Contrary to what some think, the Chief Executive Officer of the Botswana Meat Commission, Dr. Akolang Tombale, says that it wouldn’t be easy to replace the European Union market with alternatives ones that have been suggested.
More than 70 percent of BMC beef is sold in the EU which is a very lucrative market. Catering for this market is also prohibitively expensive because the Botswana government has to meet stringent conditions. Following an EU directive which made it mandatory for beef exported to its markets to be identifiable and traceable from farm to fork through a computerised system, Botswana introduced the costly livestock identification and traceback system (LITS) in 1999. The main conclusion of a study conducted by Davis Marumo and Milly Monkhei of the Department of Agricultural Economics, Education and Extension at the Botswana College of Agriculture is that this system an extra financial burden on the Botswana government.
“The imposed financial burden is almost the size of the current  budget for social safety net programmes in Botswana.
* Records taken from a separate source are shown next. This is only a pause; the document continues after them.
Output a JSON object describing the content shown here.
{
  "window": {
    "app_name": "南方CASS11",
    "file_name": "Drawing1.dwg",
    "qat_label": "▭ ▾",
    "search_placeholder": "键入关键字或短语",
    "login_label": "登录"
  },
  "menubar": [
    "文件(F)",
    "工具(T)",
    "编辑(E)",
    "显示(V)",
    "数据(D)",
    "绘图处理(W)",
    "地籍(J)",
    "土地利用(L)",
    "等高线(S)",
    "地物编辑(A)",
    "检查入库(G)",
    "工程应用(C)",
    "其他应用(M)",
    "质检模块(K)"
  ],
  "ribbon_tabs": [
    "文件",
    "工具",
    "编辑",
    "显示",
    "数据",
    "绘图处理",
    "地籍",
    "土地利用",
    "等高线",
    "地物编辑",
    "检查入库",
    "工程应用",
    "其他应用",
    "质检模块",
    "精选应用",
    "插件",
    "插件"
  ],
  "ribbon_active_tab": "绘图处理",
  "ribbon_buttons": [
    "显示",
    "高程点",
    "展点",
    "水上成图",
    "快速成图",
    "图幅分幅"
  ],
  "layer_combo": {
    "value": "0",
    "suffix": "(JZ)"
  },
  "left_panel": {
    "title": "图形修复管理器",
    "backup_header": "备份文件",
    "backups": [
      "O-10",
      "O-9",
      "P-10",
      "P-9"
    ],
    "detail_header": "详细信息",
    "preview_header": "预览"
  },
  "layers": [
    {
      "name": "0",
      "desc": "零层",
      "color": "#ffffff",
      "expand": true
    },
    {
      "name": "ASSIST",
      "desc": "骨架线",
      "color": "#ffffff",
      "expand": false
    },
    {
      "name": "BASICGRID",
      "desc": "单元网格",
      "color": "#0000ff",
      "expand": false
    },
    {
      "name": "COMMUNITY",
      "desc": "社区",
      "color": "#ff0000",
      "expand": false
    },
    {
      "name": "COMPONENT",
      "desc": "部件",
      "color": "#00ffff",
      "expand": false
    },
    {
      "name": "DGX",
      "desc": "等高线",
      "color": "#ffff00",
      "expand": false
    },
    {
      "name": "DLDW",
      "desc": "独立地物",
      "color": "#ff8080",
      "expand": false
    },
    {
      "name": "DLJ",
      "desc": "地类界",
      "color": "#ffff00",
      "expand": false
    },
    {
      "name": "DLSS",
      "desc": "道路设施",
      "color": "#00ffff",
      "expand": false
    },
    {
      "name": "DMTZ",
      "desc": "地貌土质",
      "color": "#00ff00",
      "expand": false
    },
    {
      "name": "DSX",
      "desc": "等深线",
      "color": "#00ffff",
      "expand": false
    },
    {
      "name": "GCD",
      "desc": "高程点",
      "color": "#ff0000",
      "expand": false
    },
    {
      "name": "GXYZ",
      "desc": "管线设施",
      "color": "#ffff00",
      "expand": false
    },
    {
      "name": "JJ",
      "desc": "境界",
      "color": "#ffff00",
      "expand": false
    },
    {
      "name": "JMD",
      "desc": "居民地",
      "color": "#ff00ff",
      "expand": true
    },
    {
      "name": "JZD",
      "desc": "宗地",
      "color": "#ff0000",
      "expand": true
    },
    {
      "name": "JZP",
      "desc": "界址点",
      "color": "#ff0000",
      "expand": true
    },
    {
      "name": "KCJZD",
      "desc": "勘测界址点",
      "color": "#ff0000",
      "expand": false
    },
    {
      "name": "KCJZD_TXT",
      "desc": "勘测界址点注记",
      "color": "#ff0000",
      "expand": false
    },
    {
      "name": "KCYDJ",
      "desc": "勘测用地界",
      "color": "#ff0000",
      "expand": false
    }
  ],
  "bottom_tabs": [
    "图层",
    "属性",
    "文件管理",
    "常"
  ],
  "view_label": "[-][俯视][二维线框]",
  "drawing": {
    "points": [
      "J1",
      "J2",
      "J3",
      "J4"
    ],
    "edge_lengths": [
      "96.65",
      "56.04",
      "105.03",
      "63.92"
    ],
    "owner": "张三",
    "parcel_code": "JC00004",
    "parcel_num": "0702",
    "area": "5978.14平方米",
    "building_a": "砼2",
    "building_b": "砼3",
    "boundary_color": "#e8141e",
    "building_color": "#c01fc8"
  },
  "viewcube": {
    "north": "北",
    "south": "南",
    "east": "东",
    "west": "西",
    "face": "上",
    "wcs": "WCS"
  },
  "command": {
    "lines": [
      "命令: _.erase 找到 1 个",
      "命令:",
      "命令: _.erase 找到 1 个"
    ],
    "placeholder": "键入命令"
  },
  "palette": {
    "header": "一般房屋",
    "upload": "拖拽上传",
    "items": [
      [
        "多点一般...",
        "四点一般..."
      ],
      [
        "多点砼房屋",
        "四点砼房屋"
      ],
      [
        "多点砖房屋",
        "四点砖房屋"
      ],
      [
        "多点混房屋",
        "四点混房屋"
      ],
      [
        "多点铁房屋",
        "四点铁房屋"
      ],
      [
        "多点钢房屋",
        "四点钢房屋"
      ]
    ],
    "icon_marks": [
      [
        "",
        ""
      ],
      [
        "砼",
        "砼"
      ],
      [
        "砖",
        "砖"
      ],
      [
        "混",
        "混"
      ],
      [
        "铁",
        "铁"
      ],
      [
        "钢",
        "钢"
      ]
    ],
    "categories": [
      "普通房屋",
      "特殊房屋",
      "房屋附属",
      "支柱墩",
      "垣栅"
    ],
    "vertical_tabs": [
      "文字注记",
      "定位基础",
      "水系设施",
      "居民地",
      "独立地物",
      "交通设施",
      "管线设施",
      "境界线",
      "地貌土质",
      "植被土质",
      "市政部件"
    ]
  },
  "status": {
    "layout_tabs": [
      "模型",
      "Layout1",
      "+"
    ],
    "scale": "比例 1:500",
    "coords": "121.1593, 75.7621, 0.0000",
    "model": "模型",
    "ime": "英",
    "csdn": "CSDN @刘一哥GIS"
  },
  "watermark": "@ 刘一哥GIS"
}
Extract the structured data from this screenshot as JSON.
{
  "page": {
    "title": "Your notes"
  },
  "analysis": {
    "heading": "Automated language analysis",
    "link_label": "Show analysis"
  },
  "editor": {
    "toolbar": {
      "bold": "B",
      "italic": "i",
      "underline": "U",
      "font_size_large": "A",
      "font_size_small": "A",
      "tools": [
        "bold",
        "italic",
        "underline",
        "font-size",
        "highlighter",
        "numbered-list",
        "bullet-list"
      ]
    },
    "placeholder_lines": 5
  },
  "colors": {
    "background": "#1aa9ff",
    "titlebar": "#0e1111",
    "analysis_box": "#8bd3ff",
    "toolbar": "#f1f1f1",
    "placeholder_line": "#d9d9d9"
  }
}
If money spent on the LITS project were to be re-directed towards poverty alleviation programmes, the mean annual household consumption expenditure from government transfers through [social safety nets] would at least double and reduce the incidence of poverty in the country,” the pair writes in a paper titled “The Effects of the European Union (EU)-Imposed Livestock Identification and Traceback System on Botswana’s Beef Exports, Revenue and Rural Poverty.”
According to their calculations, LITS cost the government P52 million a year on average to implement. Due to data limitation and time constraints, their study didn’t delve into a comprehensive cost-benefit analysis to consider possible alternative markets for Botswana beef. There is a very strong feeling among some people that the government should wean itself away from the EU market because it is expensive to cater for.
It turns out BMC has performed the sort of analysis that the BCA researchers couldn’t and Tombale says that EU still emerges as the most attractive market. For starters, he concedes the point about the cost of compliance being high but then quotes some figures to show that the EU remains peerless. The second most important BMC market after the EU is South Africa which serves as the second benchmark.
“The price difference between the EU and South Africa is 54 percent,” says Tombale, pausing momentarily to let the figure sink in. “This is what people don’t realise. We are willing to diversify our markets if the prices of the new markets beat those of South Africa and will enable BMC to realise profits. And remember that prices can’t go down.”
In relation to the latter, the BMC boss points out that even if they were to acquire new customers, it would still be necessary to get revenue that would enable the abattoir to continue paying farmers good prices for their cattle.
“I don’t think farmers would want to get lower prices for their cattle,” he says.
The other point Tombale makes is that abattoirs like BMC that are EU-listed, can sell anywhere in the world. For this reason, it is in BMC’s interest to preserve this advantage and use it to diversify to other lucrative markets.
Indeed BMC continues to seek new markets far and wide, a service for which it has engaged a United Kingdom-based company called Global Plotting Solutions. For very good reasons, the Gulf States, which are wealthy, are seen as a good prospect. An American study says that world demand for beef is on the rise, with consumption in 2015 expected to be 316 metric tonnes. The Gulf States beef market is growing and demand is strongest in urban areas. To buttress a different point he made earlier, Tombale says that Gulf States “can only look at you if you are EU-compliant.” However, in no way does that mean that BMC is having it easy.
Throughout, these States have been supplied by major beef producers like Australia, New Zealand and Brazil. To show just how the fierce the competition is, Tombale says that in Brazil, JBS, the largest food processing company in the world, slaughters 500 000 cattle a week while BMC slaughters only 200 000 a year. Ultimately economies of scale work in favour of JBS.
“Its prices will always be lower than ours. One of the challenges we face trying to market our products in the Gulf States is that they are used to low-cost beef,” he says.
There will also be days when Botswana is guilty by association. As even the African Development Bank (AfDB) acknowledges, the country has very high livestock trade standards but as Tombale notes, what continent Botswana is located in can be an issue with potential buyers who think of the Third World in monolithic terms.
“But the fact of the matter is that we are a premium producer and for the last two years have attained the highest grade for our processes and facilities,” he says.
Then there will be potential customers who have unique requirements that have to be met at extra cost. Tombale reveals that in talking to some Jewish customers, BMC learnt that in order to supply this group, it would have to reconfigure its processing plant such that it meets kosher standards.
“Currently, the plant is set up for halaal. The issue is, if we change the plant to cater for kosher, somebody has to pay for that,” says Tombale, making clear the fact that this particular client wasn’t willing to pay for such change. “We are willing to cater for everybody but must also realise profits at the end of the day. We can only change the current set-up if we are guaranteed higher returns. You can imagine the difficulty of having to cater for each group that has its own unique needs.”
The EU, he adds, is not a problem because at the end of the day, BMC gets a profit from meeting its conditions.